Contenu externe

Le contenu suivant a été fourni par des partenaires externes. Nous ne pouvons ainsi pas garantir son accessibilité à tous les utilisateurs.

La Suisse manque d'infirmières. Une initiative a été lancée pour revaloriser la profession (image symbolique).

KEYSTONE/GAETAN BALLY

(sda-ats)

Sur les dernières années, il manque en Suisse dix mille infirmières et infirmiers. La Confédération et les cantons doivent investir pour revaloriser la profession, estime la faîtière. Elle a lancé une initiative populaire.

L'écart entre la demande en soins infirmiers de la population et le personnel formé disponible se creuse toujours plus.
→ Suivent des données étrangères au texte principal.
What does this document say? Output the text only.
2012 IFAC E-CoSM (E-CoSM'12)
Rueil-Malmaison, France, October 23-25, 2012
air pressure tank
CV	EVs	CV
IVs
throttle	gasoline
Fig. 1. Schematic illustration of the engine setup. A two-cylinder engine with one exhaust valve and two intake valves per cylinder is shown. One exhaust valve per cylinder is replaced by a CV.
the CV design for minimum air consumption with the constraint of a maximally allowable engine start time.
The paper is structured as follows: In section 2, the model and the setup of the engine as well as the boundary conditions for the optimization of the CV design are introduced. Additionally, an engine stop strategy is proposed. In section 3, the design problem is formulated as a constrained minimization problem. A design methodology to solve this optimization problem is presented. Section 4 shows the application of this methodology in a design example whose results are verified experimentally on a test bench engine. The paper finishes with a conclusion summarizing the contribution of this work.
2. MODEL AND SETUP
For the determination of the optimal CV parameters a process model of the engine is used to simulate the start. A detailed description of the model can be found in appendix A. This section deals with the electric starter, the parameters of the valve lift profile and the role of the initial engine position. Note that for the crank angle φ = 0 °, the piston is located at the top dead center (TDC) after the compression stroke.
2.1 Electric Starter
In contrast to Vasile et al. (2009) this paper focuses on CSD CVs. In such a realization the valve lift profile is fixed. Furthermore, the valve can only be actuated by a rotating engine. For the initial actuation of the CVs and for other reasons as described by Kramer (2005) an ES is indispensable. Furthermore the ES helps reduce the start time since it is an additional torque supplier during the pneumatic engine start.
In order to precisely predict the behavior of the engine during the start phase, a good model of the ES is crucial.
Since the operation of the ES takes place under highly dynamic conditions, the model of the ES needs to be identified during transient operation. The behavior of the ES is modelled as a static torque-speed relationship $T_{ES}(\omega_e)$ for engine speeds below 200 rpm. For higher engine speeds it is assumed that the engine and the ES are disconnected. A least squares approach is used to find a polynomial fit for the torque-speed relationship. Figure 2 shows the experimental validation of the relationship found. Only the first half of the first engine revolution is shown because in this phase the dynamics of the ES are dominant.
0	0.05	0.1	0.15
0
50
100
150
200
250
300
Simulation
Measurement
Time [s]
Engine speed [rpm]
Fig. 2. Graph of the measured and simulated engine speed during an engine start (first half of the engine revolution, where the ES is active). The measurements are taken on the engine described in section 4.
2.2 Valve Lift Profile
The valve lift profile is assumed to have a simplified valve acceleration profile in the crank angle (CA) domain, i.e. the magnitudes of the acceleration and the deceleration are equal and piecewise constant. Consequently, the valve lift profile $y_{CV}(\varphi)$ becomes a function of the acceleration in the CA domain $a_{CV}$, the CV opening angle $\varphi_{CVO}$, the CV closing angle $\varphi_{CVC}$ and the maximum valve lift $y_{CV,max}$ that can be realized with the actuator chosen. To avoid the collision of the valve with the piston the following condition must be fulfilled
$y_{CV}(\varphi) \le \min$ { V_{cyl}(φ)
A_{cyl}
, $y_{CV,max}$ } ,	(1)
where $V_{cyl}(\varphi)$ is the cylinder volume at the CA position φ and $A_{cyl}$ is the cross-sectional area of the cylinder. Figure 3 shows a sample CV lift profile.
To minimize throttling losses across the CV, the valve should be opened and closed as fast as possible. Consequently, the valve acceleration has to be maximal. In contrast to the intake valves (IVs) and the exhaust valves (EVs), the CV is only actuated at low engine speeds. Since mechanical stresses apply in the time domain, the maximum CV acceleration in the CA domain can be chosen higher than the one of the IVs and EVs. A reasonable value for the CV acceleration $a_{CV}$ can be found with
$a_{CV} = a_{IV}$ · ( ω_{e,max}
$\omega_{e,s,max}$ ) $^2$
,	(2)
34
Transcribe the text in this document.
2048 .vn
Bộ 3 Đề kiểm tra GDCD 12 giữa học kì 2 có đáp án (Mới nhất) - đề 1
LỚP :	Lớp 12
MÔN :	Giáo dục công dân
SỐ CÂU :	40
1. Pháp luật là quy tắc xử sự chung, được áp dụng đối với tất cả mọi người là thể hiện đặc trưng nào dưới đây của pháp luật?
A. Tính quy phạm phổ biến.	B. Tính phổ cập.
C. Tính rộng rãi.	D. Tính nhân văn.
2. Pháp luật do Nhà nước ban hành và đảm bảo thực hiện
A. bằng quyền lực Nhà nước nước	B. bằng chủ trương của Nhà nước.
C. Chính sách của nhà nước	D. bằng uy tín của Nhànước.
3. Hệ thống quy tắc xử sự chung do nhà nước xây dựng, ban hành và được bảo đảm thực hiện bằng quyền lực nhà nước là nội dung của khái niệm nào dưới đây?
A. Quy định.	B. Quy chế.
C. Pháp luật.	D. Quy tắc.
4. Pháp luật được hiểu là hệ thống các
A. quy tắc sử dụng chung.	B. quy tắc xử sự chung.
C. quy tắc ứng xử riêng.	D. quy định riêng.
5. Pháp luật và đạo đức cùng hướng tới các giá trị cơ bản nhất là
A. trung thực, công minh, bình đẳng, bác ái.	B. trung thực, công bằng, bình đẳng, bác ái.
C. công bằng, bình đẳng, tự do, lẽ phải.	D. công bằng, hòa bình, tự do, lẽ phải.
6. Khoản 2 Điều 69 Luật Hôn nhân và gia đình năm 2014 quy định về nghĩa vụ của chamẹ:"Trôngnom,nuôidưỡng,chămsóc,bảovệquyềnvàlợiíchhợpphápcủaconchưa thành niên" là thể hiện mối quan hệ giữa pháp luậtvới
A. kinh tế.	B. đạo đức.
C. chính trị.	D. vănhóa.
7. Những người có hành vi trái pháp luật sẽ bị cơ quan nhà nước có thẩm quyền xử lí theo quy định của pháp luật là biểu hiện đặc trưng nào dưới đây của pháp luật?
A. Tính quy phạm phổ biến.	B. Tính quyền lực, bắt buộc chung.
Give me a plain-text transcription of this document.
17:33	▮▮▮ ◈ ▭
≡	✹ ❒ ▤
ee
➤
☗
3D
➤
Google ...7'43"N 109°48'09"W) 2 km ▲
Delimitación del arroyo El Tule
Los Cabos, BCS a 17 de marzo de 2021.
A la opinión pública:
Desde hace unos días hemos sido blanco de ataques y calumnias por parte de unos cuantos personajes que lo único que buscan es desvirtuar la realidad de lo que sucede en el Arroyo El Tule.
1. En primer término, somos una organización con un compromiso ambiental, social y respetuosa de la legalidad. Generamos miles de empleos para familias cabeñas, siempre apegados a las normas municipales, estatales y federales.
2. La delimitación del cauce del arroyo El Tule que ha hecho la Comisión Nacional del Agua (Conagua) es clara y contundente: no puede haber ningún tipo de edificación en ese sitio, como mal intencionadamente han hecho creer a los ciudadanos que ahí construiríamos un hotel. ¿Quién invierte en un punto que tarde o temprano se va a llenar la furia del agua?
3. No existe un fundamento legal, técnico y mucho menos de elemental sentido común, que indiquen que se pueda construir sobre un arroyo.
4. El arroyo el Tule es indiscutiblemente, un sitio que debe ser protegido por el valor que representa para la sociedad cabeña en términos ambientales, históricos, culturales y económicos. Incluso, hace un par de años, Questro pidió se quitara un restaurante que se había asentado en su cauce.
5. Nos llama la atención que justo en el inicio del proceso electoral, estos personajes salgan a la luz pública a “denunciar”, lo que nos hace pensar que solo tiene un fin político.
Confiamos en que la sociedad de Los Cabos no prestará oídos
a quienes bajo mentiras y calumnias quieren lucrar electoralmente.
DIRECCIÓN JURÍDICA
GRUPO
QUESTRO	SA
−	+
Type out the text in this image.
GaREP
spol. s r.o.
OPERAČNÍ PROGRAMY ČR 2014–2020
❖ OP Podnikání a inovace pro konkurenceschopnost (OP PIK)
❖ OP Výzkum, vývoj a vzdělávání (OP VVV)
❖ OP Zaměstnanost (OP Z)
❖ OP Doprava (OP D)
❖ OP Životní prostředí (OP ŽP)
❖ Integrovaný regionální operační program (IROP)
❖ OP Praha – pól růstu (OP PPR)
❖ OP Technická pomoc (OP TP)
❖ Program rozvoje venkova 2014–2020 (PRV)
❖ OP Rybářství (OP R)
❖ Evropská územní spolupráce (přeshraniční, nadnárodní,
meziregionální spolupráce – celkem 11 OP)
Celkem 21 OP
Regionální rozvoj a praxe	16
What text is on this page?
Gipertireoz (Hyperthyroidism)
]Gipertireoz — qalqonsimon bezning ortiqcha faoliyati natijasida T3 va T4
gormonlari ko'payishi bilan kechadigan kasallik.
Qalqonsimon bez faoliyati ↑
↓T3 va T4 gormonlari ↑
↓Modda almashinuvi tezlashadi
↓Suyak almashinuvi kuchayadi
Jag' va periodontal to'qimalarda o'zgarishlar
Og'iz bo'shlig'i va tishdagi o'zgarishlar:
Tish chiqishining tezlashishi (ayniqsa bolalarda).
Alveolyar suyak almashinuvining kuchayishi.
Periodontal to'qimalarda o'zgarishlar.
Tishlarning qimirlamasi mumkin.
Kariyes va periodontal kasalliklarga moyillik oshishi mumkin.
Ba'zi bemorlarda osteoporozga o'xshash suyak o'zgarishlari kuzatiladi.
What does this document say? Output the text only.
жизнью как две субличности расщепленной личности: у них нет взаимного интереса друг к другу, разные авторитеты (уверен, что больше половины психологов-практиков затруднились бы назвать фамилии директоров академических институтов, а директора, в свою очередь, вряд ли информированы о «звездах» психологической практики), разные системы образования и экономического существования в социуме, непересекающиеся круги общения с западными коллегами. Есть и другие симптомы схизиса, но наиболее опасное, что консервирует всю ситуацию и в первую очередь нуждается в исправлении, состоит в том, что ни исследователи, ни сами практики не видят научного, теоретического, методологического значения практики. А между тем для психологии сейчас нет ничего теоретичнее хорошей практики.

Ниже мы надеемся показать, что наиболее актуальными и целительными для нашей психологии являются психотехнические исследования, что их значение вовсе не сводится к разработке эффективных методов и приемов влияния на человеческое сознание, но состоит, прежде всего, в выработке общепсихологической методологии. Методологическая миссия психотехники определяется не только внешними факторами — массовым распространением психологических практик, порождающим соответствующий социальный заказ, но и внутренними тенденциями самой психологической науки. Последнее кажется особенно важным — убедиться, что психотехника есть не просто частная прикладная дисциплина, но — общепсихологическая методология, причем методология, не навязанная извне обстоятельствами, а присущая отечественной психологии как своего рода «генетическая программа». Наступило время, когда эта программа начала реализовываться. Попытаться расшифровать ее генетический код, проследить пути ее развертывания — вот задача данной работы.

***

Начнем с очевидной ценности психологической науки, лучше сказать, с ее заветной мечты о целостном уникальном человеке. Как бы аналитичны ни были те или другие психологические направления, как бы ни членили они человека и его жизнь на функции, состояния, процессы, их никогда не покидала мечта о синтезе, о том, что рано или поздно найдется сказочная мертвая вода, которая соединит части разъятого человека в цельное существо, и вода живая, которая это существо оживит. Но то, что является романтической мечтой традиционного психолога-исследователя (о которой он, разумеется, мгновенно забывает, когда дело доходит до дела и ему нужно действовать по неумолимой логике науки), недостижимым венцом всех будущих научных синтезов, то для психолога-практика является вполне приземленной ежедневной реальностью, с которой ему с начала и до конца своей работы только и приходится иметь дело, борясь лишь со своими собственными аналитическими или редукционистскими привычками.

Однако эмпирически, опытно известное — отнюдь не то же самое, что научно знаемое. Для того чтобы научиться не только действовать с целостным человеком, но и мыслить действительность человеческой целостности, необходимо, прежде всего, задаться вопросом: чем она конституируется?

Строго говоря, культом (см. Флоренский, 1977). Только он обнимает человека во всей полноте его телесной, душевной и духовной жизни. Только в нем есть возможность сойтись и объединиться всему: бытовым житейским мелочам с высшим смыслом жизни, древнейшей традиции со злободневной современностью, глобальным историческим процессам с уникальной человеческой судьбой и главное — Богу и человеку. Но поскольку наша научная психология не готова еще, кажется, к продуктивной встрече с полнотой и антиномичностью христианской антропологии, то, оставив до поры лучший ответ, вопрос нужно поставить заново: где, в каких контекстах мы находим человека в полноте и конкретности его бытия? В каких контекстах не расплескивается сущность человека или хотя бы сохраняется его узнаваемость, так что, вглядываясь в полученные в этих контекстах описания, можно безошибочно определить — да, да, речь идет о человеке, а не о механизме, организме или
Au cours des cinq dernières années, seuls 43% du nombre d'infirmières et d'infirmiers nécessaire ont été formés, pointe du doigt l'Association suisse des infirmières et infirmiers (ASI) sur son site Internet.

L'ASI, ainsi qu'un comité comptant notamment les conseillers nationaux Marina Carobbio (PS/TI) et Christian Lohr (PDC/TG), ont lancé mardi la récolte des signatures "Pour des soins infirmiers forts". Le texte exige que la Confédération et les cantons prennent des mesures efficaces pour renforcer les soins infirmiers.

Il faut investir dans la formation. Le personnel soignant doit être formé en nombre suffisant et fidélisé, écrit l'ASI dans un communiqué. L'autonomie des infirmiers et des infirmières doit être reconnue dans la loi.

Meilleur salaire en formation

Le comité réclame concrètement des conditions plus attrayantes, notamment au niveau des heures de travail, des services de piquet, des possibilités de formation continue. Les conditions de ces métiers typiquement féminins doivent être adaptées à la vie des femmes. Le salaire des infirmiers en formation doit aussi être augmenté.

Ces mesures de valorisation de la profession peuvent être financées, estime l'ASI. Cela passe par une indemnisation appropriée des prestations infirmières, dans les EMS, les hôpitaux, les cliniques psychiatriques et les services de soins à domicile.

"Une infirmière ne devrait pas avoir besoin d'une ordonnance médicale pour se faire payer une prestation lorsqu'elle aide un patient à enfiler des bas de contention ou à faire sa lessive", déplore la présidente de l'ASi Helena Zaugg, citée dans le communiqué.

Projet mort-né

Le lancement de l'initiative est lié à un projet parlementaire qui a fait long feu. Le texte initial de l'ex-conseiller national Rudolf Joder (UDC/BE) demandait que les EMS, les organismes d'aide et de soins à domicile ainsi que les infirmiers indépendants puissent fournir certains soins à la charge de l'assurance maladie sans ordonnance. Ceci afin de gagner en autonomie.

Les Chambres fédérales ont enterré le dossier en avril 2016. Le Conseil fédéral y était également opposé, par souci financier et pour ne pas créer de précédent. A l'heure actuelle, les médecins et les hôpitaux sont les seuls à pouvoir pratiquer directement à la charge de l'assurance obligatoire.

Le Parlement a ignoré les signaux d'alarme de la branche, conclut l'ASI. L'association a décidé de se tourner directement vers la population.